Mention the name Martin Luther King, Jr. online in connection with nonviolence or reasonable gun-control measures, and soon enough, you’ll be reminded of how ignorant you are and that, in fact, King applied for a license to carry a firearm and was denied one, but obviously supported concealed carry and any other form of armed resistance that your troll cares to attribute to him.
As always, this incident from King’s life is taken out of context and is grossly misrepresented. Here’s what happened.
On the evening of January 30, 1956, Martin Luther King’s house was bombed in Montgomery, Alabama. King was at a meeting at the time, but his wife, Coretta, and his infant daughter, Yolanda (not three months old), were home. Because they were in the back of the house at the time of the explosion, they miraculously escaped injury. When King heard the news, he rushed home to find a group of angry and armed African-Americans vowing revenge.
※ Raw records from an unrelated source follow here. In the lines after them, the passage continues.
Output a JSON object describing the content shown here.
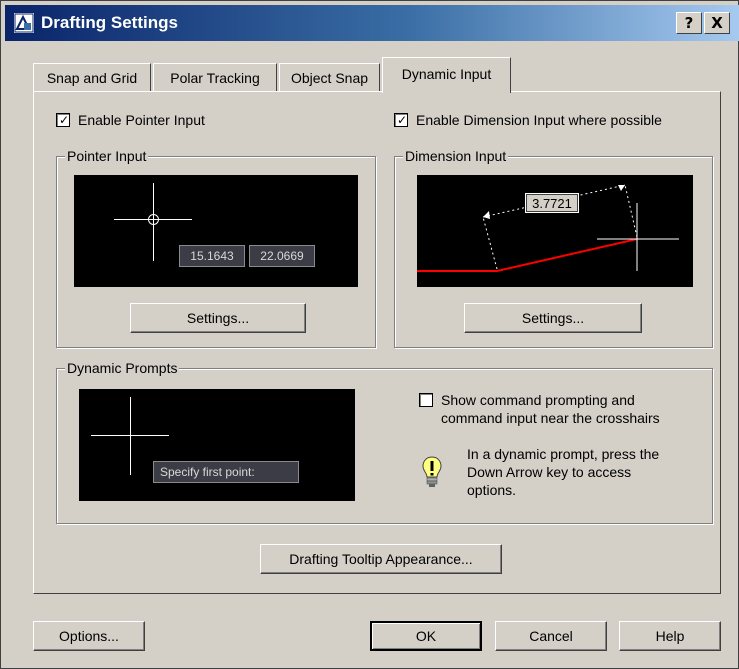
{
  "window": {
    "title": "Drafting Settings",
    "help_button": "?",
    "close_button": "X"
  },
  "tabs": [
    {
      "label": "Snap and Grid"
    },
    {
      "label": "Polar Tracking"
    },
    {
      "label": "Object Snap"
    },
    {
      "label": "Dynamic Input",
      "active": true
    }
  ],
  "pointer": {
    "enable_label": "Enable Pointer Input",
    "enabled": true,
    "group_title": "Pointer Input",
    "x_value": "15.1643",
    "y_value": "22.0669",
    "settings_label": "Settings..."
  },
  "dimension": {
    "enable_label": "Enable Dimension Input where possible",
    "enabled": true,
    "group_title": "Dimension Input",
    "length_value": "3.7721",
    "settings_label": "Settings..."
  },
  "prompts": {
    "group_title": "Dynamic Prompts",
    "prompt_text": "Specify first point:",
    "show_label_line1": "Show command prompting and",
    "show_label_line2": "command input near the crosshairs",
    "show_checked": false,
    "hint_line1": "In a dynamic prompt, press the",
    "hint_line2": "Down Arrow key to access",
    "hint_line3": "options.",
    "hint_icon": "lightbulb-icon"
  },
  "appearance_button": "Drafting Tooltip Appearance...",
  "footer": {
    "options_label": "Options...",
    "ok_label": "OK",
    "cancel_label": "Cancel",
    "help_label": "Help"
  },
  "colors": {
    "title_start": "#0a246a",
    "title_end": "#a6caf0",
    "face": "#d4d0c8",
    "dimension_line": "#ff0000"
  }
}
His response to them was unequivocal and clear:
If you have weapons, take them home. If you do not have them, please do not seek them. We cannot solve this problem through violence. We must meet violence with non-violence. Love your enemies; bless them that curse you, pray for them that despitefully use you.
Still, King’s advisors were concerned, and they urged him to consider the matter of self-defense. The threats against King’s life from the white racists in the area were constant, violent, and often specific. And the bombing gave King pause. Finally, at the urging of his colleagues, he applied for a license to carry a gun in his car. Of course, his application was denied.
But then King had one of the most important realizations of his life. In Stride Toward Freedom: The Montgomery Story, King describes it:
Meanwhile I reconsidered. How could I serve as one of the leaders of a nonviolent movement and at the same time use weapons of violence for my personal protection? Coretta and I talked the matter over for several days and finally agreed that arms were no solution. We decided then to get rid of the one weapon we owned. (131)
King refused to arm himself, even in the most dire circumstances.
So King would not have supported the American gun lobby, sponsored by the NRA, that dominates the current gun-discussion with intimidation and fear-mongering; and your troll's attempt to recruit King to the gun lobby's camp is fatuous and a sign either of desperation or ignorance.
Probably both; they often travel side-by-side.
King meant what he said: violence is not the way.